Gen. Tojo, Japan's prime minister from 1941-1944, has been widely remembered both at home and abroad as Asia's answer to Adolf Hitler, a dictator who unleashed a savage war of aggression on its Asian and Pacific neighbors.

But his granddaughter contends the general had no choice but to go to war. Japan's very survival was threatened by a U.S. oil embargo, which she called a jealous attempt by the larger power to strangle an emerging Asian rival.

"Tojo was totally different from Hitler. Hitler murdered his own people. Tojo fought to save his."

And while most blame Gen. Tojo for the deaths of millions, his granddaughter embraces the view of revisionist historians here that Japanese military atrocities have been grossly exaggerated.
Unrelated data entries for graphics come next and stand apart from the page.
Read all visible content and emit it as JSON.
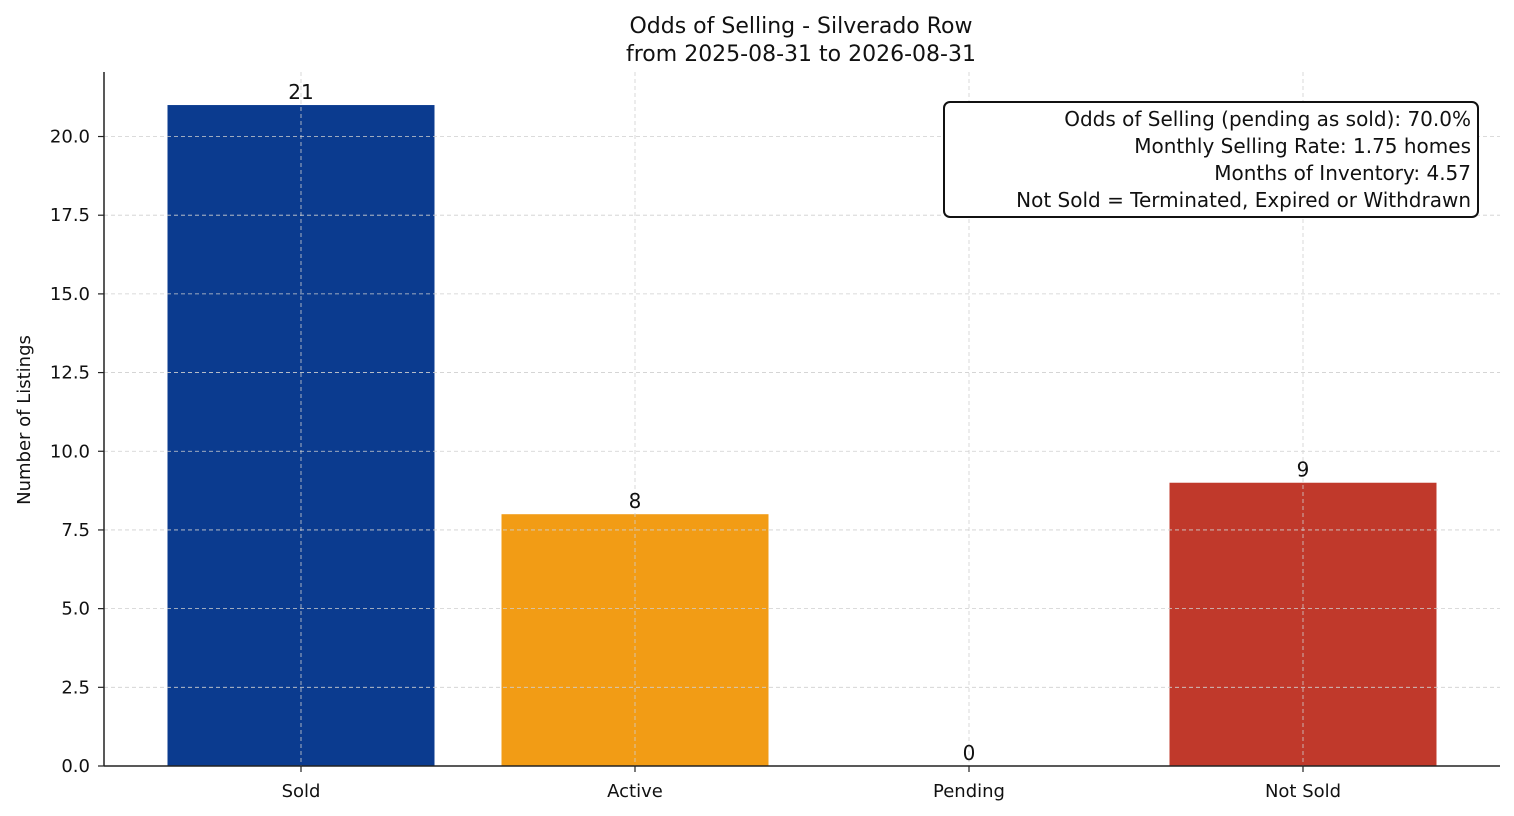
{
  "chart_data": {
    "type": "bar",
    "title": "Odds of Selling - Silverado Row",
    "subtitle": "from 2025-08-31 to 2026-08-31",
    "xlabel": "",
    "ylabel": "Number of Listings",
    "categories": [
      "Sold",
      "Active",
      "Pending",
      "Not Sold"
    ],
    "values": [
      21,
      8,
      0,
      9
    ],
    "data_labels": [
      "21",
      "8",
      "0",
      "9"
    ],
    "colors": [
      "#0b3b8f",
      "#f29c15",
      "#2e7d32",
      "#c0392b"
    ],
    "ylim": [
      0,
      22.05
    ],
    "yticks": [
      0.0,
      2.5,
      5.0,
      7.5,
      10.0,
      12.5,
      15.0,
      17.5,
      20.0
    ],
    "ytick_labels": [
      "0.0",
      "2.5",
      "5.0",
      "7.5",
      "10.0",
      "12.5",
      "15.0",
      "17.5",
      "20.0"
    ],
    "grid": true,
    "annotation": {
      "placement": "top-right",
      "lines": [
        "Odds of Selling (pending as sold): 70.0%",
        "Monthly Selling Rate: 1.75 homes",
        "Months of Inventory: 4.57",
        "Not Sold = Terminated, Expired or Withdrawn"
      ]
    }
  }
}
She says the image of her grandfather as a butcher was largely a fabrication of the Tokyo war trials, which she says wrongfully sentenced him and six other Japanese leaders to death in 1947 for crimes against humanity.

She concedes that she might have difficulty bringing Americans around to her way of thinking. But she says just being able to defend her grandfather in public is itself a small victory.

For most of her life, the 59-year-old said she has been afraid even to use her family name.

The hardest time was just after the war. Schoolteachers refused to teach her and her brother. Merchants chased her mother from their stores. Her father lost his job at an insurance company.

"Our father made us promise never to talk back, no matter what was said to us," she said. "Silence became our family's creed."

She didn't break that creed until 1992, when she published a memoir of her grandfather. The book became the basis for a movie last year, "Pride," that broke old taboos by portraying Gen. Tojo as the victim of vindictive Allied judges during the Tokyo war trial.

Crowds lined up to see the movie, making it one of the top-grossing domestic films last year, with proceeds of $169 million.

But only a handful of theaters dared to show "Nanjing 1937," a Chinese film released at the same time that portrayed Japanese soldiers as engaging in an orgy of violence in the Chinese city that left up to 300,000 dead.

Right-wing protesters slashed the screen at a Tokyo theater where the film was shown.

Since the release of "Pride," Tojo says she's been inundated by invitations to speak and requests for media interviews.

The attention, she says, is proof the time has come for Japan to discard the negative image of her grandfather and other war dead.

"In America, it's normal to revere those who died for their country," she said. "In Japan, we can't even do that. There's more respect paid for the Japanese soldiers at the Arizona memorial than at museums here in Japan."